Typically, you’ll pay this penalty for as long as you have Medicare drug coverage.

You have 63 days to enroll in Medicare drug coverage after your creditable employer health insurance ends, or you’ll face a penalty.

It’s important to note that people in the low-income Extra Help program don’t pay the Part D late enrollment penalty.

How to Defer Medicare

In most cases, you or your spouse must be actively working for an employer that provides your current health insurance in order to delay Medicare enrollment and qualify for a special enrollment period later.

Keep in mind that COBRA and retiree benefits from a current or former employer do not count as active creditable coverage.

You can defer Medicare enrollment until your workplace health insurance ends or you leave your job — whichever comes first.

When your workplace coverage stops, you’ll qualify for a special enrollment period of up to eight months when you can sign up for Medicare Part B without facing late enrollment penalties.

There are other times you can change your Medicare coverage, too, including during the general enrollment period and open enrollment period — but you may face a penalty if you wait until one of these enrollment periods.

It’s best to speak with your workplace benefits administrator if you’re still working and want to delay Medicare until retirement.

Your workplace human resources department can help you determine whether your current health insurance qualifies as creditable coverage and if it makes sense to defer Medicare enrollment at 65.

There is another limited situation when you can delay signing up for Medicare Part A and/or Part B. If you live overseas when you turn 65 and don’t qualify for premium-free Part A, you’ll have two months to sign up for Medicare once you return to the United States.

Veterans who receive VA benefits or Tricare should still sign up for Medicare when they’re first eligible.

VA benefits and Tricare aren’t considered active employer insurance, so if you don’t sign up for Medicare at 65, you’ll owe a penalty later. The Department of Veterans Affairs strongly recommends veterans enroll in Medicare when they turn 65.

Medicare Penalties for Not Enrolling

Before you decide to postpone enrollment in any part of Medicare, it’s important to understand the late enrollment penalties and limitations that can apply in the future.

Medicare Late Enrollment Penalties
Part A
If you have to buy Part A and you don't sign up when you're first eligible for Medicare, your monthly premium can increase by 10 percent. You'll owe this higher premium for twice the number of years that you didn't sign up.
Part B
The Part B late enrollment penalty increases your monthly premium up to 10 percent for each 12-month period you could've had Part B but didn't sign up. In most cases, you're required to pay this penalty for as long as you have Part B.
Part D
Medicare calculates the Part D penalty by multiplying 1 percent of the national base beneficiary premium — $33.06 in 2021 — by the number of full months you didn't have Part D or creditable coverage. You will pay the penalty as long as you have Medicare drug coverage.

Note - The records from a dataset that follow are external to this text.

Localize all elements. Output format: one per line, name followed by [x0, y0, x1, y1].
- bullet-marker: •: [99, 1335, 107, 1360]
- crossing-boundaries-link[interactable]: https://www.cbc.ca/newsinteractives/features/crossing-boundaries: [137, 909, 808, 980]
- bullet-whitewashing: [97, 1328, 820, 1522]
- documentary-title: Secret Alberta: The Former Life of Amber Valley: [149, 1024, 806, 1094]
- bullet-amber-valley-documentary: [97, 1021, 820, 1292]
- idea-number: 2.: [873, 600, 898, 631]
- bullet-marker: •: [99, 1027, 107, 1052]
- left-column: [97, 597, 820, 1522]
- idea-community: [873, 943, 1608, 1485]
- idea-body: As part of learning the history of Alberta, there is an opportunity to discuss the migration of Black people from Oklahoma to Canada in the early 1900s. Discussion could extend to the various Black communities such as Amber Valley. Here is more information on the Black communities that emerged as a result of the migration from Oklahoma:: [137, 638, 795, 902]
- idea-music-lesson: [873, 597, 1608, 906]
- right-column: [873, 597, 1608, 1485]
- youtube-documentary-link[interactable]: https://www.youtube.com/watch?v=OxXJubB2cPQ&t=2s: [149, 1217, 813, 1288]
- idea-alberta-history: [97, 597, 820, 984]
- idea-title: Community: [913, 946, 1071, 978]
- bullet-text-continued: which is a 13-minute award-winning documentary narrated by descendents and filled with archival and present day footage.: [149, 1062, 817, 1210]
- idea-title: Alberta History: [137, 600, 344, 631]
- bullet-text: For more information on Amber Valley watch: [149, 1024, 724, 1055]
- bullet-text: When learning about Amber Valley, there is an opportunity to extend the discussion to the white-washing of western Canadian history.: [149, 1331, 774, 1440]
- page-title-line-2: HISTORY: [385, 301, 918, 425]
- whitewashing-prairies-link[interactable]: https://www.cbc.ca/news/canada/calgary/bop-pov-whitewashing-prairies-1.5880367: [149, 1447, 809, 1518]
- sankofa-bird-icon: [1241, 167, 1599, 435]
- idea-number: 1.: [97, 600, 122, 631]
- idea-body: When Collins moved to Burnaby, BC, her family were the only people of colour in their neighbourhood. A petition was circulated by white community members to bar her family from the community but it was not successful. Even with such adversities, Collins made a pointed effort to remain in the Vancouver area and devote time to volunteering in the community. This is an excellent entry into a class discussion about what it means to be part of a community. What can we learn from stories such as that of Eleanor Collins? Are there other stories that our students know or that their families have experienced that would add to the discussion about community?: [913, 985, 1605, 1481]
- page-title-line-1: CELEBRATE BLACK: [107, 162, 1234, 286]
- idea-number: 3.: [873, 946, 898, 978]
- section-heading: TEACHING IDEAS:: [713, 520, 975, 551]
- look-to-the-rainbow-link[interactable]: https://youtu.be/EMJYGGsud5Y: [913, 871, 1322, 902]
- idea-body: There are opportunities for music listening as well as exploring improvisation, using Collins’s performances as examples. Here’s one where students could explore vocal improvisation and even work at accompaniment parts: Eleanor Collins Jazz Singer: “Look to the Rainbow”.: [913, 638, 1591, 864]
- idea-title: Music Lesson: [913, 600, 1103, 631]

Typically, you can avoid penalties if you delay enrollment because you (or your spouse) are still working and receive creditable health insurance from an employer health plan.

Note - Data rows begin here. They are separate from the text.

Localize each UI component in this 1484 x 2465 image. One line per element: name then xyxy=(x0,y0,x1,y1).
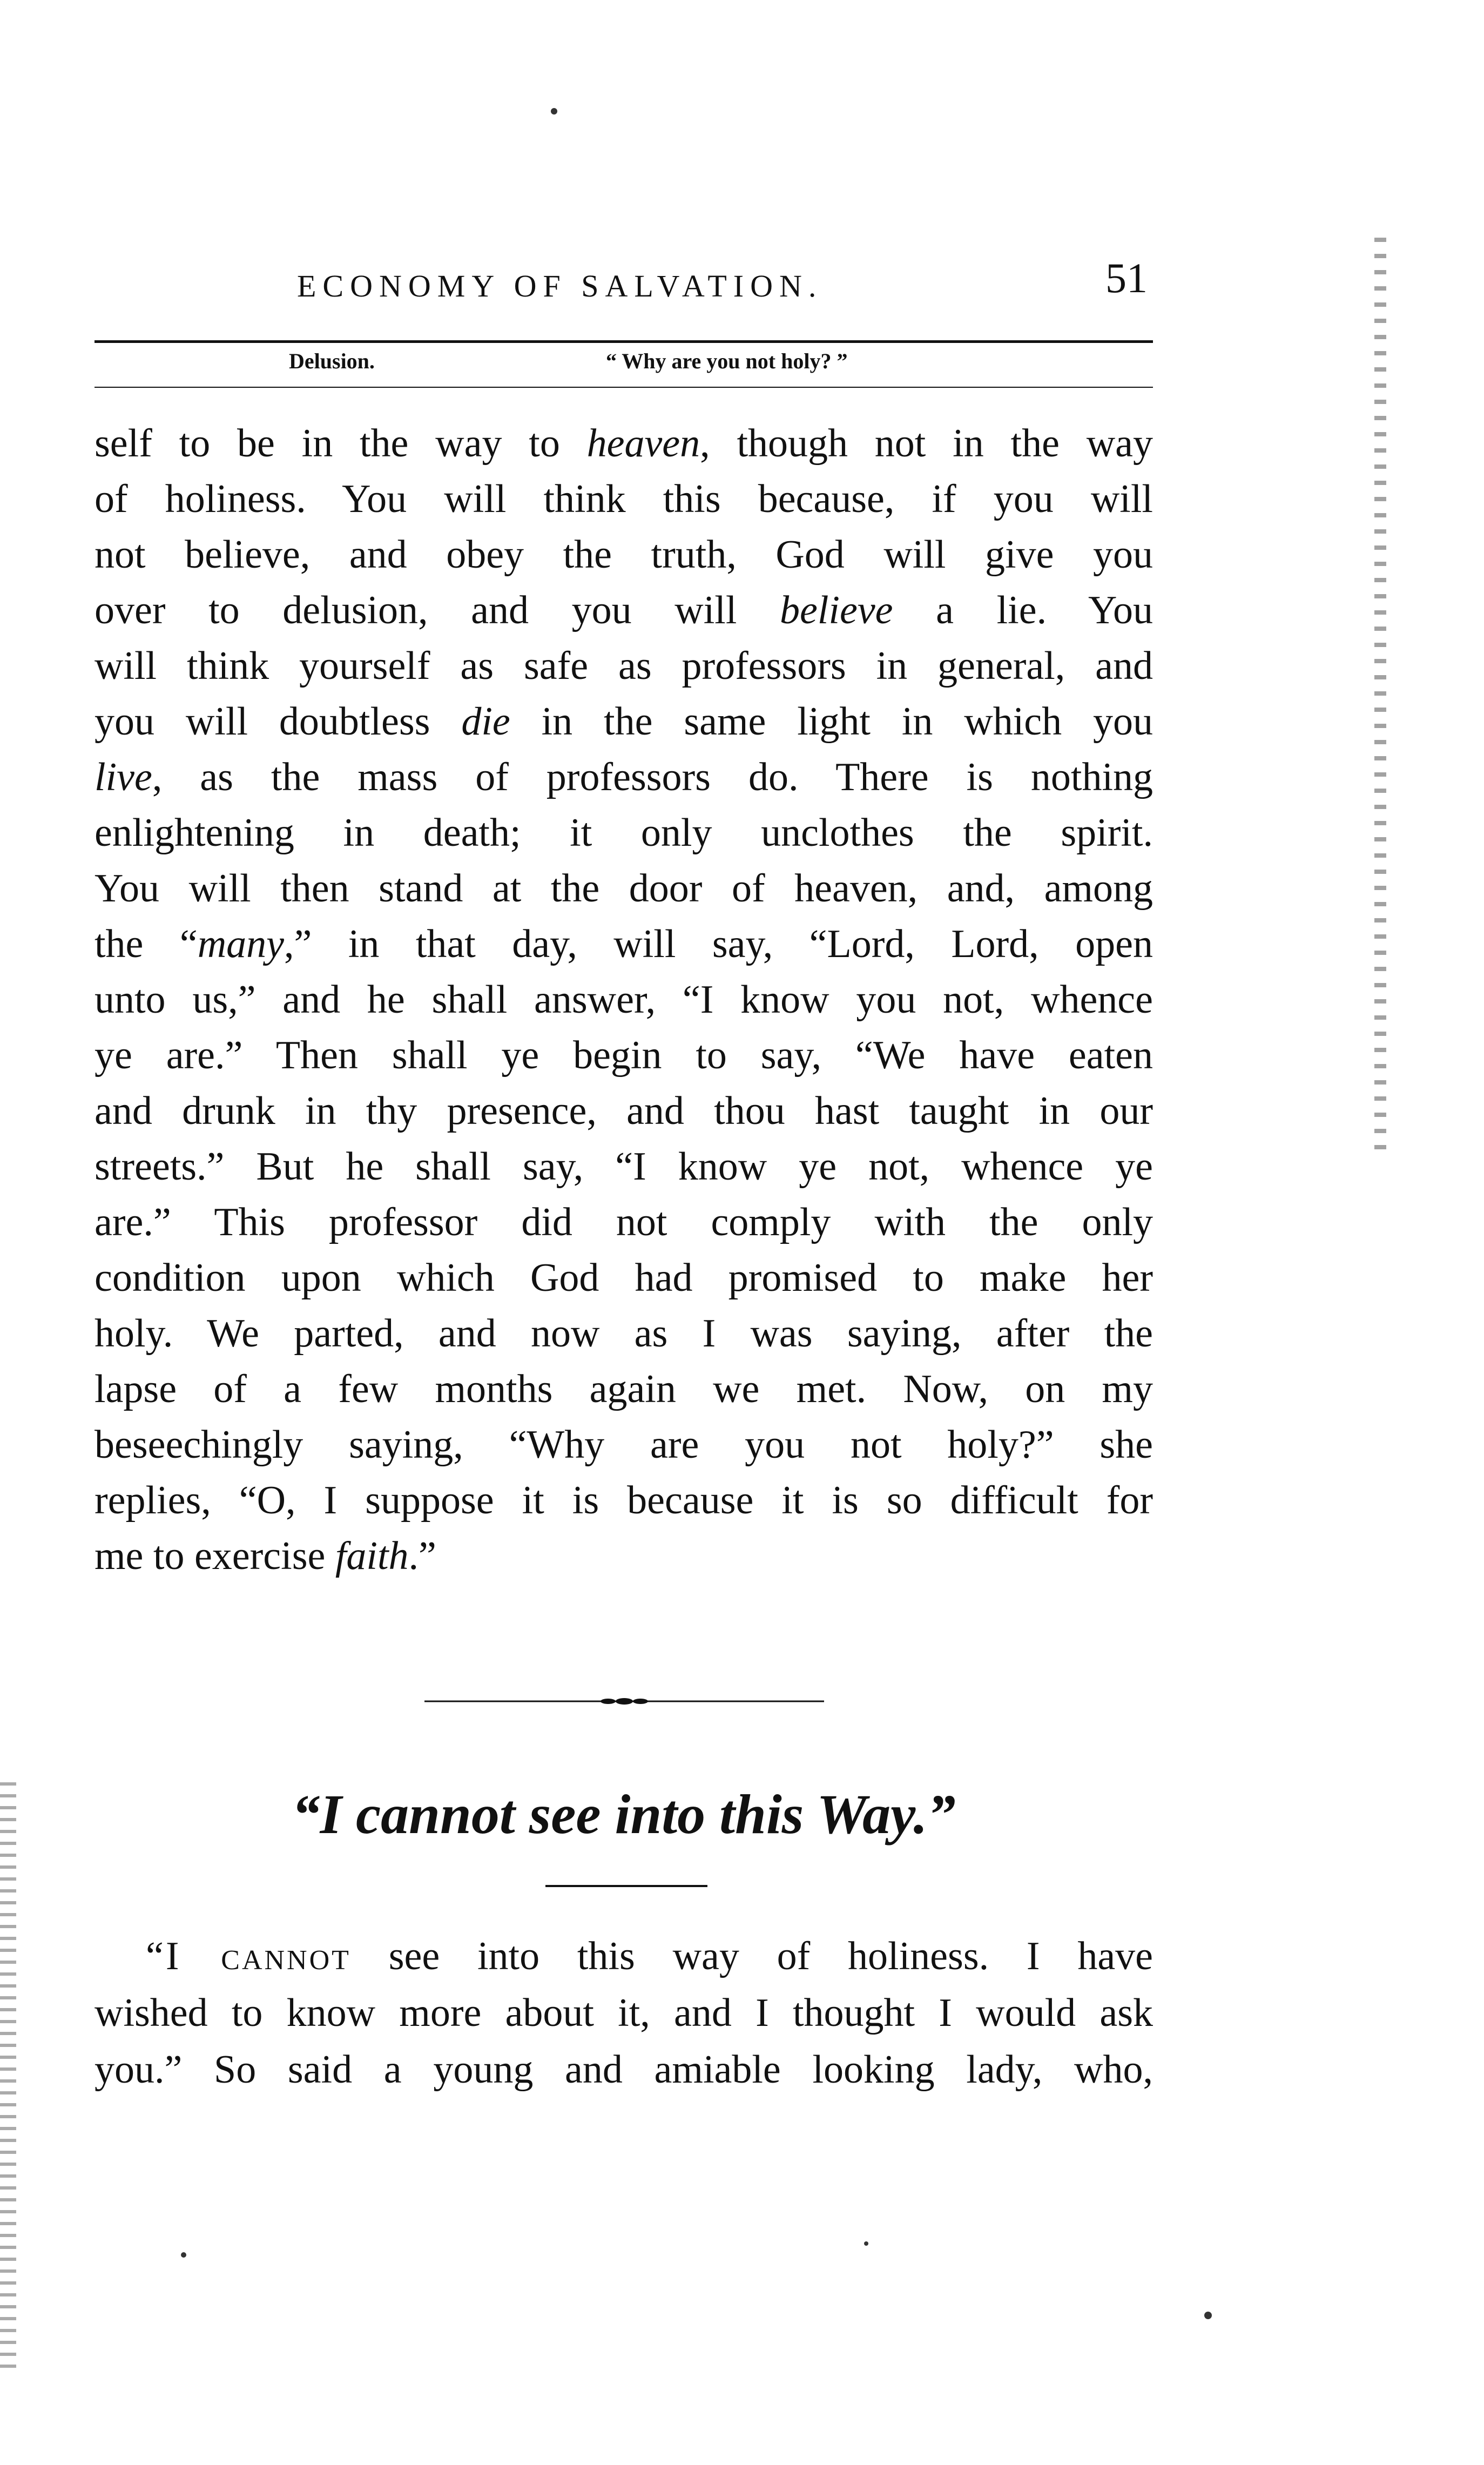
print-speck xyxy=(181,2252,186,2258)
emphasis: heaven xyxy=(586,421,700,466)
title-underline xyxy=(545,1885,707,1887)
paragraph-1-line: unto us,” and he shall answer, “I know you not, whence xyxy=(95,978,1153,1022)
paragraph-1-line: beseechingly saying, “Why are you not holy?” she xyxy=(95,1423,1153,1467)
paragraph-1-line: replies, “O, I suppose it is because it is so difficult for xyxy=(95,1478,1153,1523)
section-title: “I cannot see into this Way.” xyxy=(292,1783,956,1846)
paragraph-1-line: not believe, and obey the truth, God will give you xyxy=(95,533,1153,577)
running-head-title: ECONOMY OF SALVATION. xyxy=(297,268,823,304)
paragraph-2-line: wished to know more about it, and I thought I would ask xyxy=(95,1991,1153,2035)
subhead-left: Delusion. xyxy=(289,349,375,373)
paragraph-2 xyxy=(95,1928,1153,2098)
emphasis: believe xyxy=(780,588,893,632)
paragraph-1-line: self to be in the way to heaven, though not in the way xyxy=(95,421,1153,466)
lead-smallcaps: “I cannot xyxy=(146,1934,351,1978)
right-margin-bleed xyxy=(1374,238,1386,1156)
paragraph-1-line: you will doubtless die in the same light in which you xyxy=(95,699,1153,744)
emphasis: faith xyxy=(335,1534,409,1578)
print-speck xyxy=(1204,2312,1212,2319)
emphasis: live xyxy=(95,755,152,799)
paragraph-2-line xyxy=(95,1928,1153,1985)
paragraph-1-line: and drunk in thy presence, and thou hast taught in our xyxy=(95,1089,1153,1133)
print-speck xyxy=(864,2241,868,2246)
paragraph-1-line: the “many,” in that day, will say, “Lord, Lord, open xyxy=(95,922,1153,966)
paragraph-1-line: You will then stand at the door of heaven, and, among xyxy=(95,866,1153,911)
emphasis: many xyxy=(197,922,285,966)
print-speck xyxy=(551,108,557,115)
paragraph-1-line: lapse of a few months again we met. Now, on my xyxy=(95,1367,1153,1411)
paragraph-1-line: enlightening in death; it only unclothes the spirit. xyxy=(95,811,1153,855)
page-number: 51 xyxy=(1105,254,1148,301)
left-margin-bleed xyxy=(0,1782,16,2376)
running-head xyxy=(95,254,1153,313)
paragraph-1-line: live, as the mass of professors do. There is nothing xyxy=(95,755,1153,799)
paragraph-1-line: of holiness. You will think this because, if you will xyxy=(95,477,1153,521)
paragraph-1 xyxy=(95,416,1153,1584)
paragraph-1-line: condition upon which God had promised to make her xyxy=(95,1256,1153,1300)
subhead-right: “ Why are you not holy? ” xyxy=(606,349,848,373)
paragraph-1-line: streets.” But he shall say, “I know ye not, whence ye xyxy=(95,1144,1153,1189)
paragraph-1-line: holy. We parted, and now as I was saying, after the xyxy=(95,1311,1153,1356)
paragraph-2-line: you.” So said a young and amiable looking lady, who, xyxy=(95,2048,1153,2092)
ornamental-divider xyxy=(424,1698,824,1705)
paragraph-1-line: will think yourself as safe as professors in general, and xyxy=(95,644,1153,688)
header-rule-bottom xyxy=(95,387,1153,388)
paragraph-1-line: over to delusion, and you will believe a lie. You xyxy=(95,588,1153,632)
header-rule-top xyxy=(95,340,1153,343)
emphasis: die xyxy=(461,699,510,744)
paragraph-1-line: are.” This professor did not comply with the only xyxy=(95,1200,1153,1244)
paragraph-1-line: ye are.” Then shall ye begin to say, “We have eaten xyxy=(95,1033,1153,1077)
paragraph-2-line-text: see into this way of holiness. I have xyxy=(350,1934,1154,1978)
paragraph-1-line: me to exercise faith.” xyxy=(95,1534,436,1578)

Can You Decline Medicare Coverage?

Under federal law, a Medicare enrollee can voluntarily terminate Part B. You can also terminate Part A if you are required to pay a premium for coverage.

You must complete Form CMS-1763 and file a written request with the Social Security Administration to terminate your benefits.

Did You Know?
Approximately 114,215 beneficiaries each year request termination of their Medicare coverage using Form CMS-1763.

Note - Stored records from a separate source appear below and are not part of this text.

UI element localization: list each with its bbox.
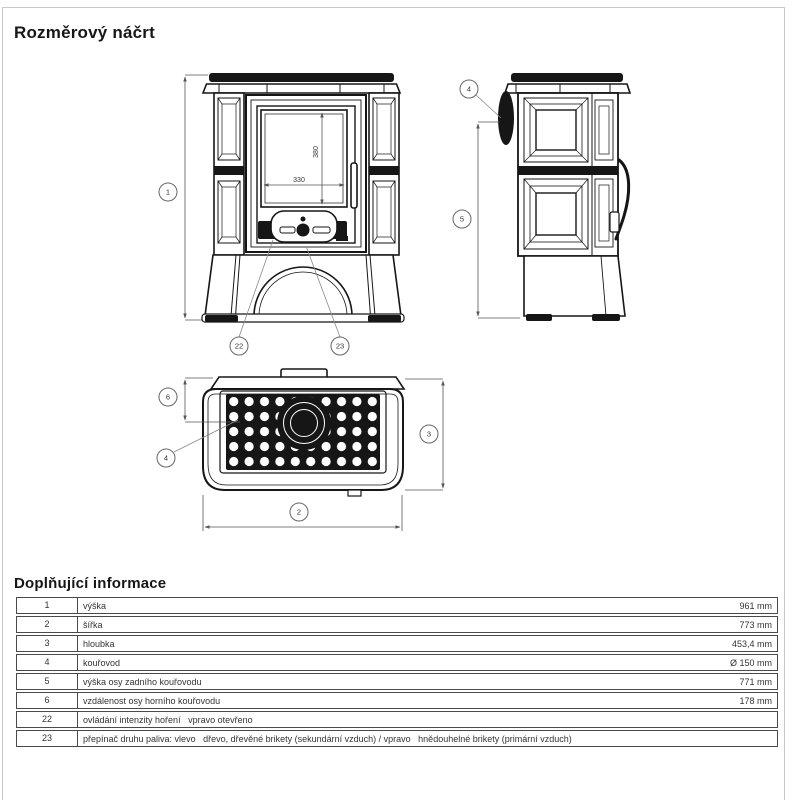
row-number: 22 xyxy=(17,712,78,727)
row-label: přepínač druhu paliva: vlevo dřevo, dřevěné brikety (sekundární vzduch) / vpravo hnědouhelné brikety (primární vzduch) xyxy=(83,733,572,744)
row-label: ovládání intenzity hoření vpravo otevřeno xyxy=(83,714,253,725)
table-row xyxy=(16,673,778,690)
row-number: 6 xyxy=(17,693,78,708)
table-row xyxy=(16,730,778,747)
row-label: výška osy zadního kouřovodu xyxy=(83,676,202,687)
glass-width-dim: 330 xyxy=(293,177,305,184)
top-view xyxy=(157,369,443,531)
side-view xyxy=(453,73,630,321)
table-row xyxy=(16,635,778,652)
row-number: 4 xyxy=(17,655,78,670)
row-label: kouřovod xyxy=(83,657,121,668)
callout-3-label: 3 xyxy=(426,429,432,439)
dimensions-table xyxy=(16,597,778,749)
callout-23-label: 23 xyxy=(335,341,345,351)
row-label: vzdálenost osy horního kouřovodu xyxy=(83,695,221,706)
row-value: 773 mm xyxy=(739,619,772,630)
table-row xyxy=(16,616,778,633)
callout-5-label: 5 xyxy=(459,214,465,224)
table-row xyxy=(16,692,778,709)
callout-4-top-label: 4 xyxy=(163,453,169,463)
row-number: 3 xyxy=(17,636,78,651)
row-value: 961 mm xyxy=(739,600,772,611)
row-label: hloubka xyxy=(83,638,115,649)
row-value: 453,4 mm xyxy=(731,638,772,649)
row-number: 2 xyxy=(17,617,78,632)
row-number: 5 xyxy=(17,674,78,689)
page-title: Rozměrový náčrt xyxy=(14,23,155,42)
row-label: výška xyxy=(83,600,107,611)
table-row xyxy=(16,597,778,614)
row-value: Ø 150 mm xyxy=(729,657,772,668)
front-view xyxy=(159,73,404,355)
callout-1-label: 1 xyxy=(165,187,171,197)
row-value: 771 mm xyxy=(739,676,772,687)
row-value: 178 mm xyxy=(739,695,772,706)
row-label: šířka xyxy=(83,619,103,630)
row-number: 23 xyxy=(17,731,78,746)
glass-height-dim: 380 xyxy=(313,146,320,158)
info-section-title: Doplňující informace xyxy=(14,575,167,592)
callout-22-label: 22 xyxy=(234,341,244,351)
callout-6-label: 6 xyxy=(165,392,171,402)
callout-2-label: 2 xyxy=(296,507,302,517)
table-row xyxy=(16,711,778,728)
table-row xyxy=(16,654,778,671)
callout-4-side-label: 4 xyxy=(466,84,472,94)
row-number: 1 xyxy=(17,598,78,613)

The form takes about five minutes to complete, and you will be required to provide a reason for terminating coverage.

You will also be required to undergo an in-person or telephone interview with a Social Security Administration representative before your request is processed.

If you change your mind and decide you want to keep your Part A insurance, you can do so by filling out this form and mailing it to the Social Security Administration.

To find out more about how to terminate Medicare or to schedule a personal interview with the Social Security Administration, call 1-800-772-1213 or contact your nearest Social Security office.